None, Sir. Since the introduction of the Housing Finance Act 1972, rents apply to dwellings and not to the occupants ; there is no longer such a thing as a lodger's supplement.

Mr. Williams

Does the hon. Gentleman not realise that through sheer ministerial incompetence many council house tenants whose lodgers have left have continued to pay a lodger's supplement because the Minister has wrongly interpreted his own Act? Will he explain why it took him until 29th October to discover that the tenants could be relieved of this charge? Will he apologise to the House, particularly to my hon. Friends and myself, for the fact that he has consistently said in letters that the charge could not be removed? What apology, and, more importantly, compensation, does he offer to those council tenants who, for more than a year, have unnecessarily and often in hardship had to continue paying this charge?

Mr. Gibson-Watt

As usual, the hon. Gentleman is in a bit of a muddle. Under the Housing Act 1972, if, when the fair rent is determined for a particular dwelling, the tenant is found to be paying more than the fair rent, whether because a former lodger's supplement had been absorbed into the rent or for any other reason, the tenant is entitled to a refund of the excess.

Mr. McBride

Does the hon.
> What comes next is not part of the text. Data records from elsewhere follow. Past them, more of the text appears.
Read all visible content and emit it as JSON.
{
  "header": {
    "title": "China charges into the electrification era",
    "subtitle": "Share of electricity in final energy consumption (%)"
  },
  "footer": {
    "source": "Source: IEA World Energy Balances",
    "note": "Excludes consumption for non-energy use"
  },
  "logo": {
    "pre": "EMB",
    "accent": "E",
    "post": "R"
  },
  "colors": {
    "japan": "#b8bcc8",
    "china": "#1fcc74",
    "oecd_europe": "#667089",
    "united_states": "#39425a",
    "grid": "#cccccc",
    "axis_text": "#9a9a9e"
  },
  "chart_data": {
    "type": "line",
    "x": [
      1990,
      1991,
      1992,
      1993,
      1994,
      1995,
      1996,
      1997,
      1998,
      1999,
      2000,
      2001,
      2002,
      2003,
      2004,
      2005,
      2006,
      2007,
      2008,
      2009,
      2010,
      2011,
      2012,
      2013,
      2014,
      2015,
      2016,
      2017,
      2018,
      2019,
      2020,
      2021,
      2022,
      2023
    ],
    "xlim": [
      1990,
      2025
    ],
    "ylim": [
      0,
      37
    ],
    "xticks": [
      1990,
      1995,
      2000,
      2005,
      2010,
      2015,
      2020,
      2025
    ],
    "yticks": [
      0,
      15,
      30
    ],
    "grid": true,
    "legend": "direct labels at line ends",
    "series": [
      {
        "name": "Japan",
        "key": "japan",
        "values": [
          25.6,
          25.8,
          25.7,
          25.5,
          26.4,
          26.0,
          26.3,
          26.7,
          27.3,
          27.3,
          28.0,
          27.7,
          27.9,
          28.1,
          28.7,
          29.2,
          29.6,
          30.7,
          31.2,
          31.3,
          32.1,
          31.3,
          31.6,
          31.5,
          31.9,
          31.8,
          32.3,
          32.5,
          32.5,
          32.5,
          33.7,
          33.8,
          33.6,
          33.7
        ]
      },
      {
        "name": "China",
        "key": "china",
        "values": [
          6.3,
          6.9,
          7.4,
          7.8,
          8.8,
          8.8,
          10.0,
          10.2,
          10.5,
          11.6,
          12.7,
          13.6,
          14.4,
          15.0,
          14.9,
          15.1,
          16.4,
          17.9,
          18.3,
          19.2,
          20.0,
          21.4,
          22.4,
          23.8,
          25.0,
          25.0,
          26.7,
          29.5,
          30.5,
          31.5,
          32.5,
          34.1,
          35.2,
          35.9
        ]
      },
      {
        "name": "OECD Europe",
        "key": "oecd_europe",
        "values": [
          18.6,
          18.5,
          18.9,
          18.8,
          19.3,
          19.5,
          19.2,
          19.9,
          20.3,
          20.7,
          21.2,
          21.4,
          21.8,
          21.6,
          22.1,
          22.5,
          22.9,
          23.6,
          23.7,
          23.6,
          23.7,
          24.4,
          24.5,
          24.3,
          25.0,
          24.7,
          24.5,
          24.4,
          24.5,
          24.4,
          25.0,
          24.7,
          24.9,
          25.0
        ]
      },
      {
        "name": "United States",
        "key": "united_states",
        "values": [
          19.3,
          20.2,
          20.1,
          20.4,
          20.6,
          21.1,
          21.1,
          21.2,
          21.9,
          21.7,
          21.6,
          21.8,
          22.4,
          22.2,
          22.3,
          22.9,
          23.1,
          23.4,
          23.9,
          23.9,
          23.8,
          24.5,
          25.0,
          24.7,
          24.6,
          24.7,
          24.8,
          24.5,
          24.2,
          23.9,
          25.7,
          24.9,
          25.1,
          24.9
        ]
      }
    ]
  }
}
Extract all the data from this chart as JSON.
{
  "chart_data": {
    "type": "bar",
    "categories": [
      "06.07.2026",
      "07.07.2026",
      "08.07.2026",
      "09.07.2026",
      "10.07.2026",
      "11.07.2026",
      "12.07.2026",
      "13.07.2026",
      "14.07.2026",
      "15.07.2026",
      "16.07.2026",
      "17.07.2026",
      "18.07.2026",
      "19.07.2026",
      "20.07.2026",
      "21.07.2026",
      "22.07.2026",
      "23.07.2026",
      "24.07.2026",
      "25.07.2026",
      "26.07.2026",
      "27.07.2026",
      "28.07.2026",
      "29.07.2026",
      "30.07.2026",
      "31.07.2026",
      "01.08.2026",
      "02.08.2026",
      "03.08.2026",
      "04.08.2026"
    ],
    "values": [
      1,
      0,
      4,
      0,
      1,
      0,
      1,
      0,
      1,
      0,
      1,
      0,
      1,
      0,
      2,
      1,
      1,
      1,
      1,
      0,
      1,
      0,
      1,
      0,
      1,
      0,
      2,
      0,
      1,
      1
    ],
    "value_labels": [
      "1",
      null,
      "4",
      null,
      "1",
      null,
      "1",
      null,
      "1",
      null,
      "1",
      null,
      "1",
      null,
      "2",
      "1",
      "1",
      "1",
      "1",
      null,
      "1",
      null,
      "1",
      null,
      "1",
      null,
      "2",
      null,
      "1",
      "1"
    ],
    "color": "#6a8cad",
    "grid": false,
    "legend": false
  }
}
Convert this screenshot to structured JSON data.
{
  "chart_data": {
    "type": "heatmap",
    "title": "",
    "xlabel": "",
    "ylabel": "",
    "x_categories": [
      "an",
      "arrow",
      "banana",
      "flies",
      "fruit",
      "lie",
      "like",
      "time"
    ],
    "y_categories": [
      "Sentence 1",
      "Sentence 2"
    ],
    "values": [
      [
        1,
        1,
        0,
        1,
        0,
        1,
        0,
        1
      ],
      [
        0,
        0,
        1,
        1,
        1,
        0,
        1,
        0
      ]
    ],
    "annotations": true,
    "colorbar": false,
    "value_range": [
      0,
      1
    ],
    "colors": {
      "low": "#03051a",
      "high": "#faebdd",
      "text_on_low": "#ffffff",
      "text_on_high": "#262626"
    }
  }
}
Gentleman agree that the rent scrutiny boards, following receipt of information from the local authorities, should be instructed to rebate this legally made charge, which is a fault of the Tory Government and of incompetent Ministers sitting on the Government Front Bench?

Mr. Gibson-Watt

East is as bad as west, but this matter is well known by the rent scrutiny boards, which are independent bodies.